Growth Hormone, Acromegaly, and Heart Failure: An Intricate Triangulation

Luigi Saccà, Raffaele Napoli, Antonio Cittadini


Clin Endocrinol. 2003;59(6) 

In This Article

Myocardial Structure and Interstitial Remodelling

There are many similarities between heart failure and acromegaly with regard to the changes in myocardial structure. At the cellular level, heart failure is characterized by: (1) cardiomyocyte lengthening due to series addition of new sarcomeres and consequent fall in the short/long axis ratio; and (2) decrease in myocyte density due to both necrosis and apoptosis (Narula et al., 1996). Necrosis is followed by replacement fibrosis, whereas apoptosis entails restructuring of the ventricular wall with side-to-side slippage, wall thinning, and consequent cavity dilation (Anversa et al., 1993). Another prominent feature of the failing myocardium is the extensive interstitial remodelling. Particularly important is the decreased capillary density, which impairs oxygen and substrate exchanges. Indeed, in heart failure there is insufficient angiogenesis, probably because of thickening of the vessel wall and interstitial collagen accumulation (Tomanek, 1990). Because of these changes, cardiac growth in heart failure is referred to as pathological cardiac hypertrophy.

The presence of focal necrosis with replacement fibrosis and apoptosis of both cardiomyocytes and nonmyocytes has been recently documented in the acromegalic heart after many years of the disease (Frustaci et al., 1999). The magnitude of cardiomyocyte apoptosis is correlated with the deterioration of ventricular function and with the duration of acromegaly (Frustaci et al., 1999).

It is not easy to explain the structural myocardial changes occurring in advanced acromegaly as a direct consequence of GH/IGF-I per se. A variety of experimental studies point to a differentrole of GH/IGF-I with regard to myocardial cell biology. In the rat model of ischaemia-reperfusion myocardial injury, IGF-I reduced the extent of cell necrosis and apoptosis (Buerke et al., 1995). More important, in transgenic mice with IGF-I overexpression, cell apoptosis following myocardial infarction was largely prevented. This was associated with more favourable outcome in terms of ventricular dilation, reactive hypertrophy, diastolic wall stress, and overall ventricular performance (Li et al., 1997). Similar findings were obtained in a dog model of heart failure induced by rapid ventricular pacing (Lee et al., 1999a). Treatment with IGF-I partially prevented apoptosis and attenuated LV remodelling and dysfunction.

It is equally difficult to explain the interstitial remodelling of the acromegalic heart as a consequence of GH/IGF-Iexcess. Use of GH or IGF-I in animal models of heart failure activated a growth response in the cardiac tissue that was characterized by unchanged proportion of the myocardial collagen content (Cittadini et al., 1996; Duerr et al., 1995). In a more recent study, GH administration to rats with experimental infarction reduced the extent of interstitial myocardial fibrosis (Grimm et al., 1998). In particular, GH blunted the considerable increase of collagen I and fibronectin observed in the infarcted heart. In line with these observations, recent data showed that long-term administration of GH to normal rats, a model that simulates acromegaly, induced marked growth of the heart, but the fractional area of the collagen relative to myocytes remained unchanged. It was concluded that GH causes proportionate growth of the myocardium without formation of fibrosis (Bruel & Oxlund, 1999).
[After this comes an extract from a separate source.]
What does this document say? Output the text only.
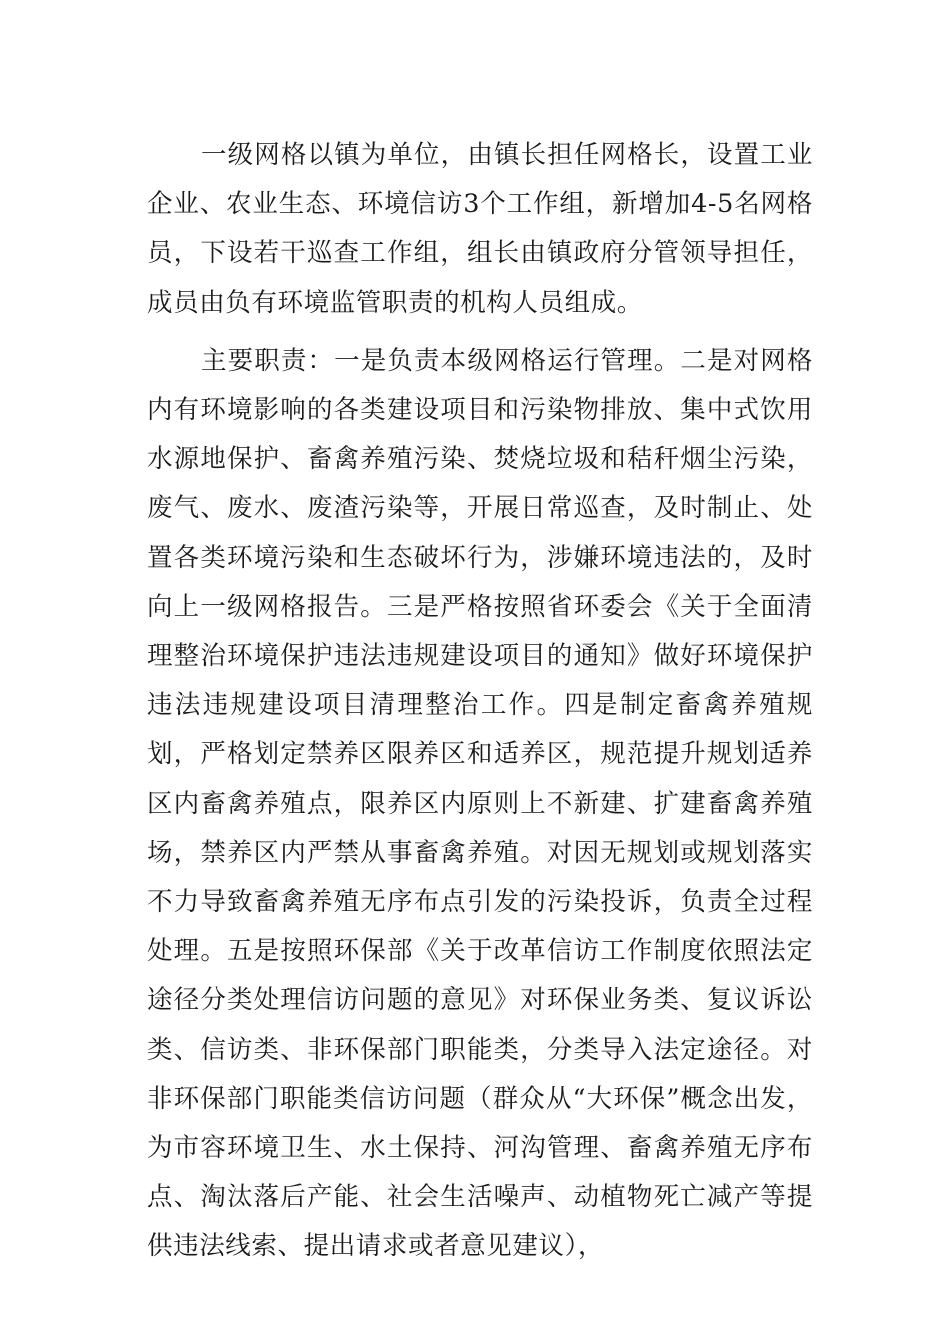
一级网格以镇为单位，由镇长担任网格长，设置工业企业、农业生态、环境信访3个工作组，新增加4-5名网格员，下设若干巡查工作组，组长由镇政府分管领导担任，成员由负有环境监管职责的机构人员组成。

主要职责：一是负责本级网格运行管理。二是对网格内有环境影响的各类建设项目和污染物排放、集中式饮用水源地保护、畜禽养殖污染、焚烧垃圾和秸秆烟尘污染，废气、废水、废渣污染等，开展日常巡查，及时制止、处置各类环境污染和生态破坏行为，涉嫌环境违法的，及时向上一级网格报告。三是严格按照省环委会《关于全面清理整治环境保护违法违规建设项目的通知》做好环境保护违法违规建设项目清理整治工作。四是制定畜禽养殖规划，严格划定禁养区限养区和适养区，规范提升规划适养区内畜禽养殖点，限养区内原则上不新建、扩建畜禽养殖场，禁养区内严禁从事畜禽养殖。对因无规划或规划落实不力导致畜禽养殖无序布点引发的污染投诉，负责全过程处理。五是按照环保部《关于改革信访工作制度依照法定途径分类处理信访问题的意见》对环保业务类、复议诉讼类、信访类、非环保部门职能类，分类导入法定途径。对非环保部门职能类信访问题（群众从“大环保”概念出发，为市容环境卫生、水土保持、河沟管理、畜禽养殖无序布点、淘汰落后产能、社会生活噪声、动植物死亡减产等提供违法线索、提出请求或者意见建议），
When GH or IGF-I was used in animal models of experimental heart failure, the myocardial capillary density was not affected (Duerr et al., 1995). In a recent study performed in pigs with heart failure secondary to rapid ventricular pacing, GH even restored to normal the reduced capillary density secondary to heart failure (Houck et al., 1999). Based on the observation that GH, in the short term, preserves the capillary density and does not induce fibrosis, the growth response to GH or IGF-I may be regarded as a physiological cardiac hypertrophy. This response is entirely different from that observed in heart failure or in the acromegalic failing heart.